A few weeks ago, with a sudden mid-afternoon craven for blissful, crispy, buttery croissants, my sister and I ventured out to find the best in Melbourne. Sadly, the place that has earned the title was closed (it’s only open from Thursday-Sunday!)
So we ventured further afield to a well-loved French patisserie and bakery, but on the way stumbled upon Grub Food Van, which really is a cafe with a food van onsite, and we were enchanted! Long story short, we stayed and ate croissants. They were delightful – buttery, crisp yet soft and so luscious! Just what we wanted. But there’s more…
There were also fruit trees! And we were invited to take home as much bounty as we wanted. So we did. Believe me, when someone offers me free food, including produce, I lose whatever politeness I usually possess (which, depending on who you ask, isn’t really all that much anyway) and take the food! And run before they change their mind!

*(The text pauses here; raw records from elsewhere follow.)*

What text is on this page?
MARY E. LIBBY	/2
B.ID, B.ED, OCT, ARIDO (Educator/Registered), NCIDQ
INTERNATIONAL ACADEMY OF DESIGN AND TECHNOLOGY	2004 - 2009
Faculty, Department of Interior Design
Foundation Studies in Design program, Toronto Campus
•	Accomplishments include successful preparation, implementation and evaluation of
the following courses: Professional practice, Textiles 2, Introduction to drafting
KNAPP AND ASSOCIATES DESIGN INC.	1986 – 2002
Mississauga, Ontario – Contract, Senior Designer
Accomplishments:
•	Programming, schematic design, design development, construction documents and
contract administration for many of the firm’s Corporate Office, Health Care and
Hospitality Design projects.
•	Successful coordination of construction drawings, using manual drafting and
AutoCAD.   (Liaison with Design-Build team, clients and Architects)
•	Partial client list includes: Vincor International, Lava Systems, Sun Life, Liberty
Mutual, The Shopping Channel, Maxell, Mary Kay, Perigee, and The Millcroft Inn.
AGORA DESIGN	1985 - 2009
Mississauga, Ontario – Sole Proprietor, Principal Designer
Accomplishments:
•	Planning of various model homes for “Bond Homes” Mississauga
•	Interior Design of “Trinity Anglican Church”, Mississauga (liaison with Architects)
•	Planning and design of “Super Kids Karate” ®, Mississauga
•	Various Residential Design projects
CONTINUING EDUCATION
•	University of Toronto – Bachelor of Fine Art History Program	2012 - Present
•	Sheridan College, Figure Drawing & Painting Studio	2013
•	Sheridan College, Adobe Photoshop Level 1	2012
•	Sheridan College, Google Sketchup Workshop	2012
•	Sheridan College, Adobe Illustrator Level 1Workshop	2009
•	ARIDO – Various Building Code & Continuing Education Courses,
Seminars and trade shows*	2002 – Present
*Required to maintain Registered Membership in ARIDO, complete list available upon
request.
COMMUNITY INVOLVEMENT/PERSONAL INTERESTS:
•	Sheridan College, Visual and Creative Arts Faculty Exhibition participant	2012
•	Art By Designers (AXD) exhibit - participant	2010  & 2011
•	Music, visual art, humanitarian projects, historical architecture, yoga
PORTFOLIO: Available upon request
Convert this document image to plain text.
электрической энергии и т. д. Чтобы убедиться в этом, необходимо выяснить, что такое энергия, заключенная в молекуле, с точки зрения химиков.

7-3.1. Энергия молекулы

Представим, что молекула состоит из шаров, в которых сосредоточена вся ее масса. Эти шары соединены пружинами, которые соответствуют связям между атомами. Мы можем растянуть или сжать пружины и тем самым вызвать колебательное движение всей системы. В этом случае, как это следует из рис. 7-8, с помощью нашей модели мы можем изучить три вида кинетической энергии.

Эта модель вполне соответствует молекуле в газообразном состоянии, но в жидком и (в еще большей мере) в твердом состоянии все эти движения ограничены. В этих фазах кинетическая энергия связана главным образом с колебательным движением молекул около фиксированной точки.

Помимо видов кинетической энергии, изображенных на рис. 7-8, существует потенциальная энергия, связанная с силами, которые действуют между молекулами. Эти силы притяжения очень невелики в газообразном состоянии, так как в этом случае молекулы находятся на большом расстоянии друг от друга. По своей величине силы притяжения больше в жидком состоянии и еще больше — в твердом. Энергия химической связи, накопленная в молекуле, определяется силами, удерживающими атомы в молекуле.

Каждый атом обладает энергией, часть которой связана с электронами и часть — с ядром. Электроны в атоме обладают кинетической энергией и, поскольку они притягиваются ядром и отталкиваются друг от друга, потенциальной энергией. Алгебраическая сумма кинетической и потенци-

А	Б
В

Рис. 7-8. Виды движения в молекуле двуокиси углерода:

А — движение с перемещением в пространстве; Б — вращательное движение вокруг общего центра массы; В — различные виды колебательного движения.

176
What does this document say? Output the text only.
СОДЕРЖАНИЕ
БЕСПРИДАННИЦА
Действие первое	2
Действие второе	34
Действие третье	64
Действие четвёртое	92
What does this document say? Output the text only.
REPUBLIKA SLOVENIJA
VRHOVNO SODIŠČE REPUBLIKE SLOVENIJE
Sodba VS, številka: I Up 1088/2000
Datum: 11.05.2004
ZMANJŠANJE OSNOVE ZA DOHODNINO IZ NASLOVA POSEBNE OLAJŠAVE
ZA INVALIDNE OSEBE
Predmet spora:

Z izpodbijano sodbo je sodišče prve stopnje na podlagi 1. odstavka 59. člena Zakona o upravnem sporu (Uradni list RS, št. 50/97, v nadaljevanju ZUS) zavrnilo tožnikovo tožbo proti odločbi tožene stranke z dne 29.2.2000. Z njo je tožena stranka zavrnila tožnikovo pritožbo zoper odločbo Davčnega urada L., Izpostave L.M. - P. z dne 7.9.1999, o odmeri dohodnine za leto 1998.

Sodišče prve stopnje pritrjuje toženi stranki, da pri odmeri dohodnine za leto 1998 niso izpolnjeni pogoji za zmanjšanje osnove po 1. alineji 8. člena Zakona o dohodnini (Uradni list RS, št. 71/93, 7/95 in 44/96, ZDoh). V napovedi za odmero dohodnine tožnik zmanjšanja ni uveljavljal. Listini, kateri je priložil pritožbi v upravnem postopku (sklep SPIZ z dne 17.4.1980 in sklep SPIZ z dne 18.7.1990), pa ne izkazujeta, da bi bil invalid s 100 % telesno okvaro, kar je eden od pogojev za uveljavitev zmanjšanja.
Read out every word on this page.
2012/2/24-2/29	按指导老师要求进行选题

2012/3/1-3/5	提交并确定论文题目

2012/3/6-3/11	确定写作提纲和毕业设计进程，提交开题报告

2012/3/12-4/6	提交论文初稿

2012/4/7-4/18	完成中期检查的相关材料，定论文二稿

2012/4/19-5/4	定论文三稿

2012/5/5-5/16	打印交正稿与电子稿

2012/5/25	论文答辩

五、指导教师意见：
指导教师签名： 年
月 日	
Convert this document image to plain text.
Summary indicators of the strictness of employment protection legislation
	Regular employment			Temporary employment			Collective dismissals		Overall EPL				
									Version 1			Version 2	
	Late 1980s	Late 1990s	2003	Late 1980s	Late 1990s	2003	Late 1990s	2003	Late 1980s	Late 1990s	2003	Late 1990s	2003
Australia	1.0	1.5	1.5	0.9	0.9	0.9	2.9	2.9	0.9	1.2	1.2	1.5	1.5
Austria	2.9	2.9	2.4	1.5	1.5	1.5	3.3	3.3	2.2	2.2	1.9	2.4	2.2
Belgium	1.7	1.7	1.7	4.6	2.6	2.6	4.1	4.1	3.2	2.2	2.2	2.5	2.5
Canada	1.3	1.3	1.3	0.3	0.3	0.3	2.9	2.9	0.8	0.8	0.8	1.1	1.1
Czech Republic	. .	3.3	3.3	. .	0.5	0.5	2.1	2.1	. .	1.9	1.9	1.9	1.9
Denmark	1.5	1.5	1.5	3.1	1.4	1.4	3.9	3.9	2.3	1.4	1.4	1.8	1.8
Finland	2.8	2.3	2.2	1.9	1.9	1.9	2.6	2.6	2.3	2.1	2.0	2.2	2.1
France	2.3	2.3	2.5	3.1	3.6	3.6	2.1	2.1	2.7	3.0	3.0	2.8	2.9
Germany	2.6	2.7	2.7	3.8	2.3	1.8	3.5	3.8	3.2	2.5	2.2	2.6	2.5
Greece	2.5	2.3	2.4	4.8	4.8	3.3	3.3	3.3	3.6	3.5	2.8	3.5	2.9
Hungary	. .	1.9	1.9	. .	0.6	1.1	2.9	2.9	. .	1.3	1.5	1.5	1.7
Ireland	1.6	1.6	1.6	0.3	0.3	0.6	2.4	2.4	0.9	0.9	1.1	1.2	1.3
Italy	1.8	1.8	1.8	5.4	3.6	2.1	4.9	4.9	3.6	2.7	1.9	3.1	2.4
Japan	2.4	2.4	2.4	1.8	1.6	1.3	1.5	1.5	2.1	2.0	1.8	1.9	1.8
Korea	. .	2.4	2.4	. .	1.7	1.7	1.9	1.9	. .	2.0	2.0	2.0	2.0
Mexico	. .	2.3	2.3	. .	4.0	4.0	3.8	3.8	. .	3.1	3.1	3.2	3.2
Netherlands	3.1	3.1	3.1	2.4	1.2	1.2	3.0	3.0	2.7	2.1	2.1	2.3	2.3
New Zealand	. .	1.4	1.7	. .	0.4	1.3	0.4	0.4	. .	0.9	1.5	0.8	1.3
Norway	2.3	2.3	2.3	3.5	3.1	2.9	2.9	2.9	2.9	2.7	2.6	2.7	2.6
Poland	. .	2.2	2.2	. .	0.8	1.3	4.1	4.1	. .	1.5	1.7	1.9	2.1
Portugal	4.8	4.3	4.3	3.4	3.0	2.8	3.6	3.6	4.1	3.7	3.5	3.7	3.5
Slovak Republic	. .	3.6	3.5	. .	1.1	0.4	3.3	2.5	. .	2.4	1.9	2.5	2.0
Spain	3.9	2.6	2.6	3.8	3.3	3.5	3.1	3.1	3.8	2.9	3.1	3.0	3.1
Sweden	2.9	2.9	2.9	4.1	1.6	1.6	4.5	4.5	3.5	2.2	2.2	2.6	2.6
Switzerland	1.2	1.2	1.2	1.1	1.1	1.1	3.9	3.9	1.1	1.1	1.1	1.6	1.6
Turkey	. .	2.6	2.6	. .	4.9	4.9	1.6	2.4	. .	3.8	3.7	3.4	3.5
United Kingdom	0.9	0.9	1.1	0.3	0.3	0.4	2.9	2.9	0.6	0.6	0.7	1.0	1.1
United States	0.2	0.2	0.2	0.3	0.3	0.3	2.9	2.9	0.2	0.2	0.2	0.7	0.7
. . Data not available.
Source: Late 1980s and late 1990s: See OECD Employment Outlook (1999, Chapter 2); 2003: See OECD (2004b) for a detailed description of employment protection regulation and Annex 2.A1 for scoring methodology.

So we were now in possession of quinces! And feijoas, and persimmons, and a few cherry tomatoes!
The question was, what to do with them?
Quinces are strange things. They generally need to be cooked before you eat them, not because they’re poisonous, but because, like rhubarb, they just don’t taste great until they’re cooked. I think generally people either bake them until they’re sweet and red or make quince paste! But I’m sure there are other things you can do too! Like make puddings or even wine!
And when it comes to cooking with fresh produce that I’m not too familiar with, I find Stephanie Alexander is very, very helpful. In her book, The Cook’s Companion, she not only has some great recipes, but tells you exactly how to prepare and store fresh food (it’s highly recommended)! So she’s my trusted go-to for such occasions.
So here’s Stephanie Alexander’s baked quince recipe. It’s amazing. You really should try it. It’s warm, delicious and not too sweet. Serve it with some custard and it makes a very impressive dessert, and the ultimate comfort food for a cold winter evening! Plus they only cost about $4 per kilo in good fruit shops! So get on it!
Honey Baked Quinces
From Stephanie Alexander
3 well-washed quinces (try to get rid of any fuzz on the skin – but no need to peel them!)
about 4 tablespoons of honey – lightly flavoured is best
1/4 cup water
- Preheat your oven to 150C.
- Halve the quinces and remove the pips and core with a knife or spoon to make a rounded hollow – this can be tricky, but persevere! The end result is worth it!
- Place the quinces with the hollows facing upwards in a lightly greased baking tray or casserole dish that holds them snuggly.
- In the hollow of each quince place a knob of the butter and then drizzle the honey over the quinces. Then pour the water around the sides of the quinces – try to avoid getting it on top of the quinces.
- Cover the dish with foil and bake for around 3 hours until the quinces are soft and a nice, deep red wine colour. It can be good to turn the quinces over halfway through the cooking process. You can keep baking the quinces for up to about 4.5 hours! So bake for as long as you choose.
- Serve hot with, cream, custard or ice cream and any extra syrup from the quinces.